From OPEC to natural gas pipelines, speculation continues as to why gas prices, which normally increase during the summer due to higher demand, have undergone such extreme spikes in cost.
“This demand is combined with the increase in inflation as well as the multiple repercussions from COVID-19,” Karen Condor, a travel expert with AutoInsurance.org, told The Informer.
“Demand is even higher this year as businesses reopen and the number of travelers and trips surges,” Condor said. “And supply is lower this year since oil production was slashed last year by the OPEC cartels and its allies, as prices tanked from lack of demand.”
Miranda Yan, co-founder of software development company VinPit, noted the average $3.72 price per gallon in Alaska.

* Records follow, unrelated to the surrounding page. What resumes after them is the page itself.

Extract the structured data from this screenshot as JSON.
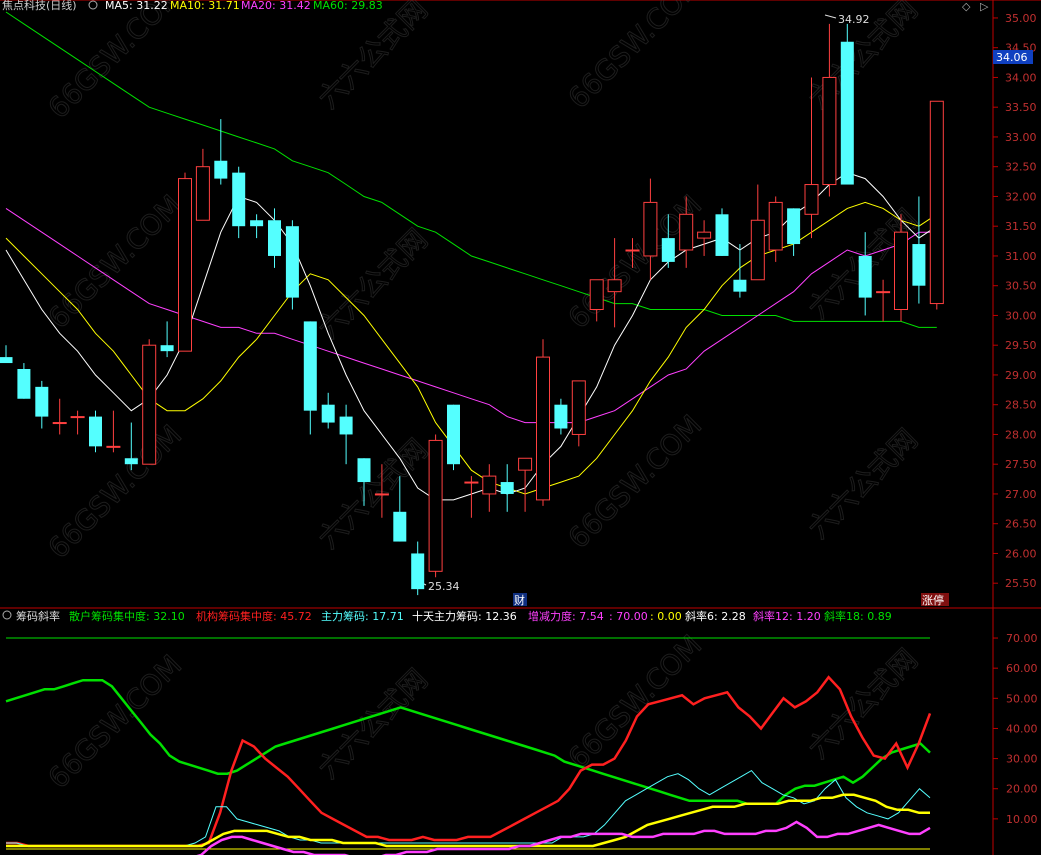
{
  "colors": {
    "up": "#ff4040",
    "down": "#54ffff",
    "ma5": "#ffffff",
    "ma10": "#ffff00",
    "ma20": "#ff40ff",
    "ma60": "#00e000",
    "axis": "#c00000",
    "grid": "#4a0000",
    "retail": "#00e000",
    "inst": "#ff2020",
    "main": "#54ffff",
    "main10": "#ffff00",
    "incdec": "#ff40ff"
  },
  "header": {
    "title": "焦点科技(日线)",
    "ma5": "MA5: 31.22",
    "ma10": "MA10: 31.71",
    "ma20": "MA20: 31.42",
    "ma60": "MA60: 29.83"
  },
  "indicator_header": {
    "name": "筹码斜率",
    "retail": "散户筹码集中度: 32.10",
    "inst": "机构筹码集中度: 45.72",
    "main": "主力筹码: 17.71",
    "main10": "十天主力筹码: 12.36",
    "incdec": "增减力度: 7.54",
    "v70": ": 70.00",
    "v0": ": 0.00",
    "slope6": "斜率6: 2.28",
    "slope12": "斜率12: 1.20",
    "slope18": "斜率18: 0.89"
  },
  "annotations": {
    "high": "34.92",
    "low": "25.34",
    "current_price": "34.06",
    "marker_cai": "财",
    "marker_zhangting": "涨停"
  },
  "chart_data": [
    {
      "type": "candlestick",
      "title": "焦点科技(日线)",
      "ylim": [
        25.1,
        35.1
      ],
      "yticks": [
        "25.50",
        "26.00",
        "26.50",
        "27.00",
        "27.50",
        "28.00",
        "28.50",
        "29.00",
        "29.50",
        "30.00",
        "30.50",
        "31.00",
        "31.50",
        "32.00",
        "32.50",
        "33.00",
        "33.50",
        "34.00",
        "34.50",
        "35.00"
      ],
      "candles": [
        [
          29.3,
          29.5,
          29.2,
          29.2
        ],
        [
          29.1,
          29.2,
          28.6,
          28.6
        ],
        [
          28.8,
          28.9,
          28.1,
          28.3
        ],
        [
          28.2,
          28.6,
          28.0,
          28.2
        ],
        [
          28.3,
          28.4,
          28.0,
          28.3
        ],
        [
          28.3,
          28.4,
          27.7,
          27.8
        ],
        [
          27.8,
          28.4,
          27.7,
          27.8
        ],
        [
          27.6,
          28.2,
          27.4,
          27.5
        ],
        [
          27.5,
          29.6,
          27.5,
          29.5
        ],
        [
          29.5,
          29.9,
          29.3,
          29.4
        ],
        [
          29.4,
          32.4,
          29.4,
          32.3
        ],
        [
          31.6,
          32.8,
          31.6,
          32.5
        ],
        [
          32.6,
          33.3,
          32.2,
          32.3
        ],
        [
          32.4,
          32.5,
          31.3,
          31.5
        ],
        [
          31.6,
          31.7,
          31.3,
          31.5
        ],
        [
          31.6,
          31.8,
          30.8,
          31.0
        ],
        [
          31.5,
          31.6,
          30.1,
          30.3
        ],
        [
          29.9,
          29.9,
          28.0,
          28.4
        ],
        [
          28.5,
          28.7,
          28.1,
          28.2
        ],
        [
          28.3,
          28.5,
          27.5,
          28.0
        ],
        [
          27.6,
          27.6,
          26.8,
          27.2
        ],
        [
          27.0,
          27.5,
          26.6,
          27.0
        ],
        [
          26.7,
          27.3,
          26.2,
          26.2
        ],
        [
          26.0,
          26.2,
          25.3,
          25.4
        ],
        [
          25.7,
          28.0,
          25.6,
          27.9
        ],
        [
          28.5,
          28.5,
          27.4,
          27.5
        ],
        [
          27.2,
          27.3,
          26.6,
          27.2
        ],
        [
          27.0,
          27.5,
          26.7,
          27.3
        ],
        [
          27.2,
          27.5,
          26.7,
          27.0
        ],
        [
          27.4,
          27.5,
          26.7,
          27.6
        ],
        [
          26.9,
          29.6,
          26.8,
          29.3
        ],
        [
          28.5,
          28.6,
          28.0,
          28.1
        ],
        [
          28.0,
          28.9,
          27.8,
          28.9
        ],
        [
          30.1,
          30.6,
          29.9,
          30.6
        ],
        [
          30.4,
          31.3,
          29.8,
          30.6
        ],
        [
          31.1,
          31.3,
          30.8,
          31.1
        ],
        [
          31.0,
          32.3,
          30.6,
          31.9
        ],
        [
          31.3,
          31.7,
          30.8,
          30.9
        ],
        [
          31.1,
          32.0,
          30.8,
          31.7
        ],
        [
          31.3,
          31.6,
          31.0,
          31.4
        ],
        [
          31.7,
          31.8,
          31.0,
          31.0
        ],
        [
          30.6,
          31.2,
          30.3,
          30.4
        ],
        [
          30.6,
          32.2,
          30.6,
          31.6
        ],
        [
          31.1,
          32.0,
          30.9,
          31.9
        ],
        [
          31.8,
          31.8,
          31.0,
          31.2
        ],
        [
          31.7,
          34.0,
          31.3,
          32.2
        ],
        [
          32.2,
          34.9,
          32.0,
          34.0
        ],
        [
          34.6,
          34.9,
          32.2,
          32.2
        ],
        [
          31.0,
          31.4,
          30.0,
          30.3
        ],
        [
          30.4,
          30.6,
          29.9,
          30.4
        ],
        [
          30.1,
          31.7,
          29.9,
          31.4
        ],
        [
          31.2,
          32.0,
          30.2,
          30.5
        ],
        [
          30.2,
          33.6,
          30.1,
          33.6
        ]
      ],
      "ma5": [
        31.1,
        30.6,
        30.1,
        29.7,
        29.4,
        29.0,
        28.7,
        28.4,
        28.6,
        29.0,
        29.6,
        30.5,
        31.4,
        32.0,
        31.9,
        31.6,
        31.2,
        30.5,
        29.7,
        29.0,
        28.4,
        28.0,
        27.6,
        27.1,
        26.9,
        26.9,
        27.0,
        27.1,
        27.0,
        27.1,
        27.5,
        27.8,
        28.3,
        28.8,
        29.5,
        30.0,
        30.6,
        30.9,
        31.1,
        31.2,
        31.3,
        31.1,
        31.3,
        31.4,
        31.7,
        31.9,
        32.2,
        32.4,
        32.3,
        32.0,
        31.6,
        31.3,
        31.5
      ],
      "ma10": [
        31.3,
        31.0,
        30.7,
        30.4,
        30.1,
        29.7,
        29.4,
        29.0,
        28.6,
        28.4,
        28.4,
        28.6,
        28.9,
        29.3,
        29.6,
        30.0,
        30.4,
        30.7,
        30.6,
        30.3,
        30.0,
        29.6,
        29.2,
        28.8,
        28.2,
        27.8,
        27.4,
        27.2,
        27.1,
        27.0,
        27.1,
        27.2,
        27.3,
        27.6,
        28.0,
        28.4,
        28.9,
        29.3,
        29.8,
        30.1,
        30.5,
        30.8,
        31.0,
        31.1,
        31.2,
        31.4,
        31.6,
        31.8,
        31.9,
        31.8,
        31.6,
        31.5,
        31.7
      ],
      "ma20": [
        31.8,
        31.6,
        31.4,
        31.2,
        31.0,
        30.8,
        30.6,
        30.4,
        30.2,
        30.1,
        30.0,
        29.9,
        29.8,
        29.8,
        29.7,
        29.7,
        29.6,
        29.5,
        29.4,
        29.3,
        29.2,
        29.1,
        29.0,
        28.9,
        28.8,
        28.7,
        28.6,
        28.5,
        28.3,
        28.2,
        28.2,
        28.2,
        28.2,
        28.3,
        28.4,
        28.6,
        28.8,
        29.0,
        29.1,
        29.4,
        29.6,
        29.8,
        30.0,
        30.2,
        30.4,
        30.7,
        30.9,
        31.1,
        31.0,
        31.1,
        31.2,
        31.4,
        31.4
      ],
      "ma60": [
        35.1,
        34.9,
        34.7,
        34.5,
        34.3,
        34.1,
        33.9,
        33.7,
        33.5,
        33.4,
        33.3,
        33.2,
        33.1,
        33.0,
        32.9,
        32.8,
        32.6,
        32.5,
        32.4,
        32.2,
        32.0,
        31.9,
        31.7,
        31.5,
        31.4,
        31.2,
        31.0,
        30.9,
        30.8,
        30.7,
        30.6,
        30.5,
        30.4,
        30.3,
        30.2,
        30.2,
        30.1,
        30.1,
        30.1,
        30.1,
        30.0,
        30.0,
        30.0,
        30.0,
        29.9,
        29.9,
        29.9,
        29.9,
        29.9,
        29.9,
        29.9,
        29.8,
        29.8
      ]
    },
    {
      "type": "line",
      "title": "筹码斜率",
      "ylim": [
        0,
        73
      ],
      "yticks": [
        "10.00",
        "20.00",
        "30.00",
        "40.00",
        "50.00",
        "60.00",
        "70.00"
      ],
      "series": [
        {
          "name": "散户筹码集中度",
          "values": [
            49,
            50,
            51,
            52,
            53,
            53,
            54,
            55,
            56,
            56,
            56,
            54,
            50,
            46,
            42,
            38,
            35,
            31,
            29,
            28,
            27,
            26,
            25,
            25,
            26,
            28,
            30,
            32,
            34,
            35,
            36,
            37,
            38,
            39,
            40,
            41,
            42,
            43,
            44,
            45,
            46,
            47,
            46,
            45,
            44,
            43,
            42,
            41,
            40,
            39,
            38,
            37,
            36,
            35,
            34,
            33,
            32,
            31,
            29,
            28,
            27,
            26,
            25,
            24,
            23,
            22,
            21,
            20,
            19,
            18,
            17,
            16,
            16,
            16,
            16,
            16,
            16,
            15,
            15,
            15,
            15,
            18,
            20,
            21,
            21,
            22,
            23,
            24,
            22,
            24,
            27,
            30,
            32,
            33,
            34,
            35,
            32
          ]
        },
        {
          "name": "机构筹码集中度",
          "values": [
            2,
            2,
            1,
            1,
            1,
            1,
            1,
            1,
            1,
            1,
            1,
            1,
            1,
            1,
            1,
            1,
            1,
            1,
            2,
            12,
            26,
            36,
            34,
            30,
            27,
            24,
            20,
            16,
            12,
            10,
            8,
            6,
            4,
            4,
            3,
            3,
            3,
            4,
            3,
            3,
            3,
            4,
            4,
            4,
            6,
            8,
            10,
            12,
            14,
            16,
            20,
            26,
            28,
            28,
            30,
            36,
            44,
            48,
            49,
            50,
            51,
            48,
            50,
            51,
            52,
            47,
            44,
            40,
            45,
            50,
            47,
            49,
            52,
            57,
            53,
            44,
            37,
            31,
            30,
            35,
            27,
            35,
            45
          ]
        },
        {
          "name": "主力筹码",
          "values": [
            2,
            2,
            1,
            1,
            1,
            1,
            1,
            1,
            1,
            1,
            1,
            1,
            1,
            1,
            1,
            1,
            1,
            1,
            2,
            4,
            14,
            14,
            10,
            9,
            8,
            7,
            6,
            4,
            3,
            3,
            2,
            2,
            2,
            2,
            2,
            2,
            2,
            2,
            2,
            2,
            2,
            2,
            2,
            2,
            2,
            2,
            2,
            2,
            2,
            2,
            2,
            2,
            2,
            4,
            4,
            4,
            5,
            8,
            12,
            16,
            18,
            20,
            22,
            24,
            25,
            23,
            20,
            18,
            20,
            22,
            24,
            26,
            22,
            20,
            18,
            17,
            15,
            16,
            20,
            23,
            17,
            14,
            12,
            11,
            10,
            12,
            16,
            20,
            17
          ]
        },
        {
          "name": "十天主力筹码",
          "values": [
            1,
            1,
            1,
            1,
            1,
            1,
            1,
            1,
            1,
            1,
            1,
            1,
            1,
            1,
            1,
            1,
            1,
            1,
            1,
            3,
            5,
            6,
            6,
            6,
            6,
            5,
            4,
            4,
            3,
            3,
            3,
            2,
            2,
            2,
            2,
            1,
            1,
            1,
            1,
            1,
            1,
            1,
            1,
            1,
            1,
            1,
            1,
            1,
            1,
            1,
            1,
            1,
            1,
            1,
            1,
            2,
            3,
            4,
            6,
            8,
            9,
            10,
            11,
            12,
            13,
            14,
            14,
            14,
            15,
            15,
            15,
            15,
            16,
            16,
            16,
            17,
            17,
            18,
            18,
            17,
            16,
            14,
            13,
            13,
            12,
            12
          ]
        },
        {
          "name": "增减力度",
          "values": [
            -3,
            -3,
            -3,
            -3,
            -3,
            -3,
            -3,
            -3,
            -3,
            -3,
            -3,
            -3,
            -3,
            -3,
            -3,
            -3,
            -3,
            -3,
            -3,
            -2,
            1,
            3,
            4,
            4,
            3,
            2,
            1,
            0,
            -1,
            -1,
            -2,
            -2,
            -2,
            -2,
            -3,
            -3,
            -3,
            -2,
            -2,
            -1,
            -1,
            -1,
            0,
            0,
            0,
            0,
            0,
            0,
            0,
            0,
            1,
            1,
            2,
            3,
            4,
            4,
            5,
            5,
            5,
            5,
            5,
            4,
            4,
            4,
            5,
            5,
            5,
            5,
            6,
            6,
            5,
            5,
            5,
            5,
            6,
            6,
            7,
            9,
            7,
            4,
            4,
            5,
            5,
            6,
            7,
            8,
            7,
            6,
            5,
            5,
            7
          ]
        },
        {
          "name": "70.00",
          "values": [
            70
          ]
        },
        {
          "name": "0.00",
          "values": [
            0
          ]
        }
      ]
    }
  ]
}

“The price started increasing from the second week in February,” Yan stated. “The factor for this sudden drift would be seasonal gasoline demand. U.S. demand for gasoline is generally at its lowest during the first two months of the year, so the refinery maintenance or turnaround is organized during this time.”
Yan noted that the transition season for fuel production typically occurs from April to June.
“Refineries direct this transition and switch over to summer-blend output in March and April,” she said. “Summer-blend fuel is also more costly to make than winter-blend fuel.”
While motorists on the east coast complain of slowly rising gas prices, those out west have endured whopping increases.
According to AAA, Washington has seen one of the most significant spikes, with the price of regular gasoline rising 20 cents in the past month to $3.81.
In California, $4.31 per gallon has become the state’s average.
Still, many remain philosophical about the rise in prices.
“Global factors of supply and demand are driving the price rises. I am sure. In the retail price of gasoline, the cost of crude oil is the most important element,” said Naomi Stone, a development manager at Room Service 360.